W środę (20.03) o 18. w krakowskiej Cricotece odbędzie się wernisaż wystawy „Bereś”. To prezentacja dzieł jednego z najoryginalniejszych polskich rzeźbiarzy XX wieku, Jerzego Beresia. Wystawa będzie otwarta od 21 marca do 8 grudnia 2024 roku.

Bereś powraca do Krakowa

Jerzy Bereś to jeden z najważniejszych i najoryginalniejszych awangardowych artystów XX wieku, był także rzeźbiarzem i performerem. Jego prace bardzo często miały charakter polityczny i etyczny. Artysta zmarł w 2012 roku.

Jest to pierwsza tak duża wystawa w Krakowie od jego śmierci. Zobaczymy na niej dwa powiązane ze sobą nurty - rzeźby i manifestacje.

Rzeźby będzie można dotknąć

Organizatorzy zapewniają, że zaplanowano możliwość nawiązania bezpośredniej relacji z częścią oryginalnych prac poprzez ich dotykanie i wprawianie w ruch. Wystawa realizowana jest we współpracy z Fundacją Marii Pinińskiej-Bereś i Jerzego Beresia. Planowany jest też program towarzyszący i performatywny. 

To jest właściwie amuzealne, ale jednocześnie oddające pełnie decyzji artystycznej. Jerzy Bereś zdecydował, że one (rzeźby - przyp. redakcji) są partycypacyjne, że widz wchodzi z nimi w relacje. To powoduje, że widz staje się częścią tych rzeźb. Bez niego one są martwe. Z nim są dużo bogatsze w znaczenia - mówi Kamil Kuitkowski, jeden z kuratorów wystawy. 
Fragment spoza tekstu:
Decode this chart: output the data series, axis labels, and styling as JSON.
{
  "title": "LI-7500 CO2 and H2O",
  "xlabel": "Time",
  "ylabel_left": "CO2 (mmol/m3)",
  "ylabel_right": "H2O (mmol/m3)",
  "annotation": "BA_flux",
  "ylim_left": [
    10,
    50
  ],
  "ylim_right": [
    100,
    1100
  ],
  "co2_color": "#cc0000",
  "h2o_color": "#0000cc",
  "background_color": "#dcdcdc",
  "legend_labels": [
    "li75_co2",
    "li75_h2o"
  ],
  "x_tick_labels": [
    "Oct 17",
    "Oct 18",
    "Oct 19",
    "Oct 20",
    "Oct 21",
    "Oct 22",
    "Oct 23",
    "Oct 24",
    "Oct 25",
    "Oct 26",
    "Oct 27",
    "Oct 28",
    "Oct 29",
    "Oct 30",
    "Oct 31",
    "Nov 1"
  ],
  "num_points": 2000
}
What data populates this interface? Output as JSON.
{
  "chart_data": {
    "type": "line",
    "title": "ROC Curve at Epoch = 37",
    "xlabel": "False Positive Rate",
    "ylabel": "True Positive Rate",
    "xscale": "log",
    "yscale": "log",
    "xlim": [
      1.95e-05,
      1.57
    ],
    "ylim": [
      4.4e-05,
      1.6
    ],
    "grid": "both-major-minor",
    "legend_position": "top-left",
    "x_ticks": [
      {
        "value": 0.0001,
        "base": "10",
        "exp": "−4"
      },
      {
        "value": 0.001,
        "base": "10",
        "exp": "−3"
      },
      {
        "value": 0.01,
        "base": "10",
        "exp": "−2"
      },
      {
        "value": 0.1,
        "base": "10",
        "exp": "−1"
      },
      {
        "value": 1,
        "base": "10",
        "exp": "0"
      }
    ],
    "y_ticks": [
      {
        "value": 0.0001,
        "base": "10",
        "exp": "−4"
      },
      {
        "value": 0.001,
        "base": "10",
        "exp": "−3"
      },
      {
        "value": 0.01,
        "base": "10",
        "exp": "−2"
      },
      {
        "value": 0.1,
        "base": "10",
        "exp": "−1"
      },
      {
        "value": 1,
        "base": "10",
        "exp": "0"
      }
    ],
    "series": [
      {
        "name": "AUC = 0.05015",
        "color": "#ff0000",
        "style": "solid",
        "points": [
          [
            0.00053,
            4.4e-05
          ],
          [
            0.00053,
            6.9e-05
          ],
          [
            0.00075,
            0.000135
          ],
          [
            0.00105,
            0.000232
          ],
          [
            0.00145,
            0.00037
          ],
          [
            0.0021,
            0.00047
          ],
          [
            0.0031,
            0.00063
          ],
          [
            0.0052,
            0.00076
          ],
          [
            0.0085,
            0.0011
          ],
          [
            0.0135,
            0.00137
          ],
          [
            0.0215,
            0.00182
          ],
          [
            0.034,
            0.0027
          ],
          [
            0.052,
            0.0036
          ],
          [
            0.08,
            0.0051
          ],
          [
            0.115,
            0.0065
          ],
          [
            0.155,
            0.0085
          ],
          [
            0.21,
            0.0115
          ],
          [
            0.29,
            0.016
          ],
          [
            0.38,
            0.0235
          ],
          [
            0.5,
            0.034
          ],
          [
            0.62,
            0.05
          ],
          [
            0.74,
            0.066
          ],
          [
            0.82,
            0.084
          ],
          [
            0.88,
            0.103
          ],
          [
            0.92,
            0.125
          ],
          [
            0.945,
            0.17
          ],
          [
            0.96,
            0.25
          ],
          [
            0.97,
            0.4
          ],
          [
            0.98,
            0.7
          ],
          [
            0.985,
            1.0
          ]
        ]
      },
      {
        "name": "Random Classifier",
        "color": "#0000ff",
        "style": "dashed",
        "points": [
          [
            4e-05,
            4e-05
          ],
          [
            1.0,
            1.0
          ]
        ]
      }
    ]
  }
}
Z kolei dyrektorka Cricoteki i trzecia kuratorka wystawy Natalia Zarzecka podkreśla, że na prace Beresia należy interpretować po swojemu. Warto popatrzeć na te prace takim własnym, indywidualnym okiem. Jerzy Bereś zawsze podkreślał, że dzieło nigdy nie jest skończone. Każdy z nas w pewnym sensie dodaje coś od siebie - tłumaczy Zarzecka.
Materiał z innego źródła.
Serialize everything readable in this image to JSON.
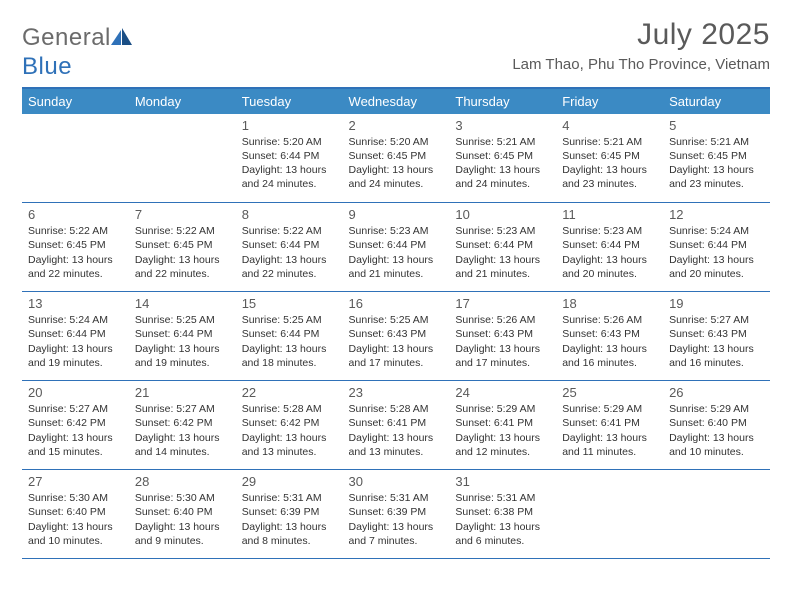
{
  "logo": {
    "general": "General",
    "blue": "Blue"
  },
  "title": "July 2025",
  "subtitle": "Lam Thao, Phu Tho Province, Vietnam",
  "colors": {
    "header_bg": "#3b8ac4",
    "border": "#2f71b8",
    "text": "#333333",
    "muted": "#5a5a5a",
    "white": "#ffffff"
  },
  "weekdays": [
    "Sunday",
    "Monday",
    "Tuesday",
    "Wednesday",
    "Thursday",
    "Friday",
    "Saturday"
  ],
  "cells": [
    [
      null,
      null,
      {
        "n": "1",
        "sr": "Sunrise: 5:20 AM",
        "ss": "Sunset: 6:44 PM",
        "d1": "Daylight: 13 hours",
        "d2": "and 24 minutes."
      },
      {
        "n": "2",
        "sr": "Sunrise: 5:20 AM",
        "ss": "Sunset: 6:45 PM",
        "d1": "Daylight: 13 hours",
        "d2": "and 24 minutes."
      },
      {
        "n": "3",
        "sr": "Sunrise: 5:21 AM",
        "ss": "Sunset: 6:45 PM",
        "d1": "Daylight: 13 hours",
        "d2": "and 24 minutes."
      },
      {
        "n": "4",
        "sr": "Sunrise: 5:21 AM",
        "ss": "Sunset: 6:45 PM",
        "d1": "Daylight: 13 hours",
        "d2": "and 23 minutes."
      },
      {
        "n": "5",
        "sr": "Sunrise: 5:21 AM",
        "ss": "Sunset: 6:45 PM",
        "d1": "Daylight: 13 hours",
        "d2": "and 23 minutes."
      }
    ],
    [
      {
        "n": "6",
        "sr": "Sunrise: 5:22 AM",
        "ss": "Sunset: 6:45 PM",
        "d1": "Daylight: 13 hours",
        "d2": "and 22 minutes."
      },
      {
        "n": "7",
        "sr": "Sunrise: 5:22 AM",
        "ss": "Sunset: 6:45 PM",
        "d1": "Daylight: 13 hours",
        "d2": "and 22 minutes."
      },
      {
        "n": "8",
        "sr": "Sunrise: 5:22 AM",
        "ss": "Sunset: 6:44 PM",
        "d1": "Daylight: 13 hours",
        "d2": "and 22 minutes."
      },
      {
        "n": "9",
        "sr": "Sunrise: 5:23 AM",
        "ss": "Sunset: 6:44 PM",
        "d1": "Daylight: 13 hours",
        "d2": "and 21 minutes."
      },
      {
        "n": "10",
        "sr": "Sunrise: 5:23 AM",
        "ss": "Sunset: 6:44 PM",
        "d1": "Daylight: 13 hours",
        "d2": "and 21 minutes."
      },
      {
        "n": "11",
        "sr": "Sunrise: 5:23 AM",
        "ss": "Sunset: 6:44 PM",
        "d1": "Daylight: 13 hours",
        "d2": "and 20 minutes."
      },
      {
        "n": "12",
        "sr": "Sunrise: 5:24 AM",
        "ss": "Sunset: 6:44 PM",
        "d1": "Daylight: 13 hours",
        "d2": "and 20 minutes."
      }
    ],
    [
      {
        "n": "13",
        "sr": "Sunrise: 5:24 AM",
        "ss": "Sunset: 6:44 PM",
        "d1": "Daylight: 13 hours",
        "d2": "and 19 minutes."
      },
      {
        "n": "14",
        "sr": "Sunrise: 5:25 AM",
        "ss": "Sunset: 6:44 PM",
        "d1": "Daylight: 13 hours",
        "d2": "and 19 minutes."
      },
      {
        "n": "15",
        "sr": "Sunrise: 5:25 AM",
        "ss": "Sunset: 6:44 PM",
        "d1": "Daylight: 13 hours",
        "d2": "and 18 minutes."
      },
      {
        "n": "16",
        "sr": "Sunrise: 5:25 AM",
        "ss": "Sunset: 6:43 PM",
        "d1": "Daylight: 13 hours",
        "d2": "and 17 minutes."
      },
      {
        "n": "17",
        "sr": "Sunrise: 5:26 AM",
        "ss": "Sunset: 6:43 PM",
        "d1": "Daylight: 13 hours",
        "d2": "and 17 minutes."
      },
      {
        "n": "18",
        "sr": "Sunrise: 5:26 AM",
        "ss": "Sunset: 6:43 PM",
        "d1": "Daylight: 13 hours",
        "d2": "and 16 minutes."
      },
      {
        "n": "19",
        "sr": "Sunrise: 5:27 AM",
        "ss": "Sunset: 6:43 PM",
        "d1": "Daylight: 13 hours",
        "d2": "and 16 minutes."
      }
    ],
    [
      {
        "n": "20",
        "sr": "Sunrise: 5:27 AM",
        "ss": "Sunset: 6:42 PM",
        "d1": "Daylight: 13 hours",
        "d2": "and 15 minutes."
      },
      {
        "n": "21",
        "sr": "Sunrise: 5:27 AM",
        "ss": "Sunset: 6:42 PM",
        "d1": "Daylight: 13 hours",
        "d2": "and 14 minutes."
      },
      {
        "n": "22",
        "sr": "Sunrise: 5:28 AM",
        "ss": "Sunset: 6:42 PM",
        "d1": "Daylight: 13 hours",
        "d2": "and 13 minutes."
      },
      {
        "n": "23",
        "sr": "Sunrise: 5:28 AM",
        "ss": "Sunset: 6:41 PM",
        "d1": "Daylight: 13 hours",
        "d2": "and 13 minutes."
      },
      {
        "n": "24",
        "sr": "Sunrise: 5:29 AM",
        "ss": "Sunset: 6:41 PM",
        "d1": "Daylight: 13 hours",
        "d2": "and 12 minutes."
      },
      {
        "n": "25",
        "sr": "Sunrise: 5:29 AM",
        "ss": "Sunset: 6:41 PM",
        "d1": "Daylight: 13 hours",
        "d2": "and 11 minutes."
      },
      {
        "n": "26",
        "sr": "Sunrise: 5:29 AM",
        "ss": "Sunset: 6:40 PM",
        "d1": "Daylight: 13 hours",
        "d2": "and 10 minutes."
      }
    ],
    [
      {
        "n": "27",
        "sr": "Sunrise: 5:30 AM",
        "ss": "Sunset: 6:40 PM",
        "d1": "Daylight: 13 hours",
        "d2": "and 10 minutes."
      },
      {
        "n": "28",
        "sr": "Sunrise: 5:30 AM",
        "ss": "Sunset: 6:40 PM",
        "d1": "Daylight: 13 hours",
        "d2": "and 9 minutes."
      },
      {
        "n": "29",
        "sr": "Sunrise: 5:31 AM",
        "ss": "Sunset: 6:39 PM",
        "d1": "Daylight: 13 hours",
        "d2": "and 8 minutes."
      },
      {
        "n": "30",
        "sr": "Sunrise: 5:31 AM",
        "ss": "Sunset: 6:39 PM",
        "d1": "Daylight: 13 hours",
        "d2": "and 7 minutes."
      },
      {
        "n": "31",
        "sr": "Sunrise: 5:31 AM",
        "ss": "Sunset: 6:38 PM",
        "d1": "Daylight: 13 hours",
        "d2": "and 6 minutes."
      },
      null,
      null
    ]
  ]
}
Prace Beresia zdaniem krytyków są ponadczasowe

Szereg prac, które powstały pół wieku temu w zupełnie innych warunkach społecznych i ustrojowych, zadziwia aktualnością. Mamy tutaj na przykład rzeźbę, która przedstawia liść figowych, to jest praca z lat 90. Bereś prezentuje go tutaj jako symbol systemu demokratycznego. Można mieć taką refleksję, że takim liściem figowym, który przykrywał różne niezbyt ładne aspekty polityki, był patriotyzm, a dziś tym liściem figowym jest praworządność i europejskość - wyjaśnia Jerzy Hanusek, krytyk sztuki i kurator wystawy.

Na ekspozycji zobaczymy prace ze wszystkich okresów twórczości Beresia od 1956 do 2012 roku, a także filmy archiwalne oraz wideoeseje, komentujące jego dorobek performatywny.

Kuratorzy podkreślają, że celem wystawy jest m.in. przybliżenie jednego z najważniejszych artystów polskich współczesnej publiczności. Umożliwia to zestawienie wątków i kontekstów pracy Beresia, które dziś są wciąż aktualne.

"Bereś jako artysta niepokorny, kontestujący porządki estetyczne, społeczne i polityczne pozwala odczytywać siebie na nowo, zarówno wobec teraźniejszych sytuacji politycznych, jak i nurtów postantropocentrycznych, kwestionujących dotychczasową (nadrzędną) pozycję człowieka w świecie" - czytamy w opisie wystawy.